Metal powders, produced using clean primary energy sources, could provide a more viable long-term replacement for fossil fuels than other widely discussed alternatives, such as hydrogen, biofuels or batteries, according to a study in the Dec. 15 issue of the journal Applied Energy.
"Technologies to generate clean electricity -- primarily solar and wind power -- are being developed rapidly; but we can't use that electricity for many of the things that oil and gas are used for today, such as transportation and global energy trade," notes McGill University professor Jeffrey Bergthorson, lead author of the new study.
"Biofuels can be part of the solution, but won't be able to satisfy all the demand; hydrogen requires big, heavy fuel tanks and is explosive, and batteries are too bulky and don't store enough energy for many applications," says Bergthorson, a mechanical engineering professor and Associate Director of the Trottier Institute for Sustainability in Engineering and Design at McGill. "Using metal powders as recyclable fuels that store clean primary energy for later use is a very promising alternative solution."
(Excerpt) Read more at sciencedaily.com ...
“Novel concept
The Applied Energy paper, co-authored by Bergthorson with five other McGill researchers and a European Space Agency scientist in the Netherlands, lays out a novel concept for using tiny metal particles — similar in size to fine flour or icing sugar — to power external-combustion engines.

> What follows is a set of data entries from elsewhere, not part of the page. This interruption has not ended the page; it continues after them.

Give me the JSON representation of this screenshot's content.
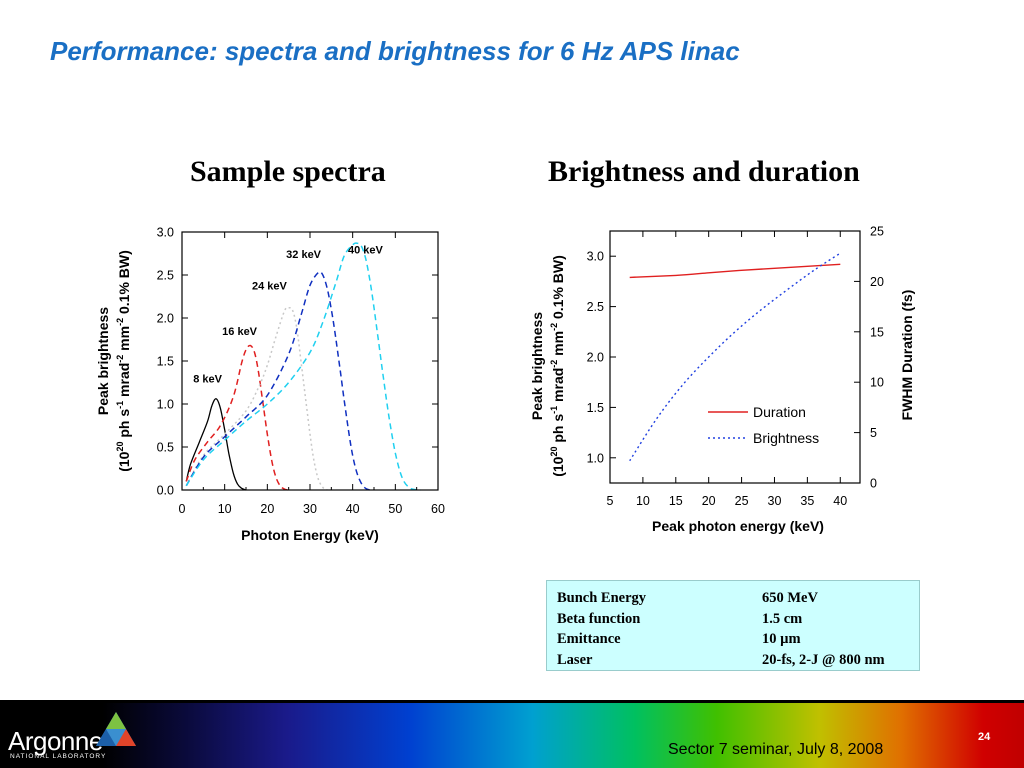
{
  "slide": {
    "title": "Performance: spectra and brightness for 6 Hz APS linac",
    "page_number": "24",
    "footer_note": "Sector 7 seminar, July 8, 2008",
    "logo": {
      "name": "Argonne",
      "subtitle": "NATIONAL LABORATORY"
    }
  },
  "left_panel": {
    "heading": "Sample spectra"
  },
  "right_panel": {
    "heading": "Brightness and duration"
  },
  "parameters": [
    {
      "label": "Bunch Energy",
      "value": "650 MeV"
    },
    {
      "label": "Beta function",
      "value": "1.5 cm"
    },
    {
      "label": "Emittance",
      "value": "10 µm"
    },
    {
      "label": "Laser",
      "value": "20-fs, 2-J @  800 nm"
    }
  ],
  "chart_data": [
    {
      "type": "line",
      "xlabel": "Photon Energy (keV)",
      "ylabel_line1": "Peak brightness",
      "ylabel_line2": "(10^20 ph s^-1 mrad^-2 mm^-2 0.1% BW)",
      "xlim": [
        0,
        60
      ],
      "ylim": [
        0,
        3
      ],
      "xticks": [
        "0",
        "10",
        "20",
        "30",
        "40",
        "50",
        "60"
      ],
      "yticks": [
        "0.0",
        "0.5",
        "1.0",
        "1.5",
        "2.0",
        "2.5",
        "3.0"
      ],
      "series": [
        {
          "name": "8 keV",
          "color": "#000000",
          "dash": "solid",
          "x": [
            1.0,
            2,
            4,
            6,
            7,
            8,
            9,
            10,
            11,
            12,
            13,
            14,
            15
          ],
          "y": [
            0.1,
            0.3,
            0.55,
            0.8,
            0.98,
            1.06,
            0.95,
            0.7,
            0.42,
            0.2,
            0.07,
            0.02,
            0.0
          ]
        },
        {
          "name": "16 keV",
          "color": "#e02020",
          "dash": "dashed",
          "x": [
            1.0,
            3,
            6,
            9,
            12,
            14,
            15,
            16,
            17,
            18,
            19,
            20,
            21,
            22,
            23,
            24,
            25
          ],
          "y": [
            0.1,
            0.35,
            0.56,
            0.75,
            1.08,
            1.48,
            1.63,
            1.68,
            1.6,
            1.35,
            1.0,
            0.65,
            0.35,
            0.15,
            0.05,
            0.01,
            0.0
          ]
        },
        {
          "name": "24 keV",
          "color": "#c8c8c8",
          "dash": "dotted",
          "x": [
            1.0,
            5,
            10,
            15,
            18,
            20,
            22,
            24,
            25,
            26,
            27,
            28,
            29,
            30,
            31,
            32,
            33,
            34
          ],
          "y": [
            0.05,
            0.4,
            0.65,
            0.92,
            1.2,
            1.45,
            1.78,
            2.08,
            2.12,
            2.08,
            1.85,
            1.45,
            1.05,
            0.65,
            0.32,
            0.12,
            0.03,
            0.0
          ]
        },
        {
          "name": "32 keV",
          "color": "#1030c0",
          "dash": "dashed",
          "x": [
            1.0,
            5,
            10,
            15,
            20,
            25,
            28,
            30,
            32,
            33,
            34,
            35,
            36,
            37,
            38,
            39,
            40,
            41,
            42,
            43,
            44
          ],
          "y": [
            0.05,
            0.38,
            0.62,
            0.85,
            1.1,
            1.58,
            2.05,
            2.38,
            2.53,
            2.5,
            2.35,
            2.1,
            1.78,
            1.42,
            1.05,
            0.7,
            0.4,
            0.2,
            0.08,
            0.02,
            0.0
          ]
        },
        {
          "name": "40 keV",
          "color": "#20d0f0",
          "dash": "dashed",
          "x": [
            1.0,
            5,
            10,
            15,
            20,
            25,
            30,
            33,
            36,
            38,
            40,
            41,
            42,
            43,
            44,
            45,
            46,
            47,
            48,
            49,
            50,
            51,
            52,
            53,
            54,
            56
          ],
          "y": [
            0.05,
            0.35,
            0.58,
            0.8,
            1.0,
            1.25,
            1.6,
            1.95,
            2.4,
            2.72,
            2.85,
            2.87,
            2.84,
            2.7,
            2.45,
            2.12,
            1.75,
            1.38,
            1.02,
            0.7,
            0.43,
            0.23,
            0.1,
            0.04,
            0.01,
            0.0
          ]
        }
      ],
      "annotations": [
        {
          "text": "8 keV",
          "x": 6.0,
          "y": 1.25
        },
        {
          "text": "16 keV",
          "x": 13.5,
          "y": 1.8
        },
        {
          "text": "24 keV",
          "x": 20.5,
          "y": 2.33
        },
        {
          "text": "32 keV",
          "x": 28.5,
          "y": 2.7
        },
        {
          "text": "40 keV",
          "x": 43.0,
          "y": 2.75
        }
      ]
    },
    {
      "type": "line",
      "xlabel": "Peak photon energy (keV)",
      "ylabel_left_line1": "Peak brightness",
      "ylabel_left_line2": "(10^20 ph s^-1 mrad^-2 mm^-2 0.1% BW)",
      "ylabel_right": "FWHM Duration (fs)",
      "xlim": [
        5,
        43
      ],
      "ylim_left": [
        0.75,
        3.25
      ],
      "ylim_right": [
        0,
        25
      ],
      "xticks": [
        "5",
        "10",
        "15",
        "20",
        "25",
        "30",
        "35",
        "40"
      ],
      "yticks_left": [
        "1.0",
        "1.5",
        "2.0",
        "2.5",
        "3.0"
      ],
      "yticks_right": [
        "0",
        "5",
        "10",
        "15",
        "20",
        "25"
      ],
      "series": [
        {
          "name": "Duration",
          "axis": "right",
          "color": "#e02020",
          "dash": "solid",
          "x": [
            8,
            15,
            20,
            25,
            30,
            35,
            40
          ],
          "y": [
            20.4,
            20.6,
            20.85,
            21.1,
            21.3,
            21.5,
            21.7
          ]
        },
        {
          "name": "Brightness",
          "axis": "left",
          "color": "#2040e0",
          "dash": "dotted",
          "x": [
            8,
            12,
            16,
            20,
            24,
            28,
            32,
            36,
            40
          ],
          "y": [
            0.97,
            1.38,
            1.72,
            2.0,
            2.25,
            2.47,
            2.67,
            2.86,
            3.03
          ]
        }
      ],
      "legend": {
        "placement": "right",
        "entries": [
          "Duration",
          "Brightness"
        ]
      }
    }
  ]
}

Unlike the internal-combustion engines used in gasoline-powered cars, external-combustion engines use heat from an outside source to drive an engine. External-combustion engines, modern versions of the coal-fired steam locomotives that drove the industrial era, are widely used to generate power from nuclear, coal or biomass fuels in power stations.
The idea of burning metal powders is nothing new — they’ve been used for centuries in fireworks, for instance. Since the mid-20th century, they’ve also been used in rocket propellants, such as the space shuttle’s solid-fuel booster rockets. But relatively little research has been done in recent decades on the properties of metal flames, and the potential for metal powders to be used as a recyclable fuel in a wide range of applications has been largely overlooked by scientists.”
steel wool burns if you light it on fire-
I like turtles
How long before we reach Peak Iron?
Aluminum is used in solid rocket fuels, and it will never run out since you can extract it from common rock. But it takes energy to extract it.
Metal burns hot.
Aluminium is the third most abundant element (after oxygen and silicon).
Once again, the bottom line is omitted. Refining these wonder fuels requires, well, energy- usually more energy inputs than resultant outputs (excluding fusion reactions, but that is another story- and a relatively uncontrollable power source unless aboard a ship or at a nuke generating plant).
“Using primary energy sources” is the key to the whole illusion. Just as ethanol, wind, solar etc- all require copious amounts of “primary energy” ( read petroleum) to get an out put- always less than the inputs.
Perhaps useful for space travel, missile engines etc but not for common personal use.
It’s everywhere in earth’s crust. But to separate it from oxygen requires as much energy as it produces when burned. And there’s always additional overhead. It would be a clean fuel if that’s what this article is driving at, but how clean is the energy source used to extract it? The pollution just gets bumped up to another level.
No, but oil fits the need perfectly, doesn't it? And it seems to be getting cheaper by the day. And oh, lookee -- there's an entire global infrastructure in place for it! And a global pricing mechanism.
Too bad...
Love to hear what they mean here, before I mock it.
It takes a LOT of energy to extract it.
I like turtles
Add some aluminum powder and make a really nice fire. What's the turtle reference?
I am not so certain it would be a clean fuel. The end product of combustion of Aluminum is Al2O3, aluminum oxide. If the Aluminum is finely divided to start out the Aluminum Oxide would also be finely divided, essentially dust. And, very hard, abrasive dust at that. Not the kind of thing you want speed over every highway.
Idiots.
Nevermind that massive strip mining required to provide these “snowflakes” with all the little “tools” they need to tell US that “we” are killing the environment.
I guess when we tire of burning our food we can get busy burning our high rises.
Would seem to have more potential than a lithium-ion battery in shipping a truckload of freight across the country.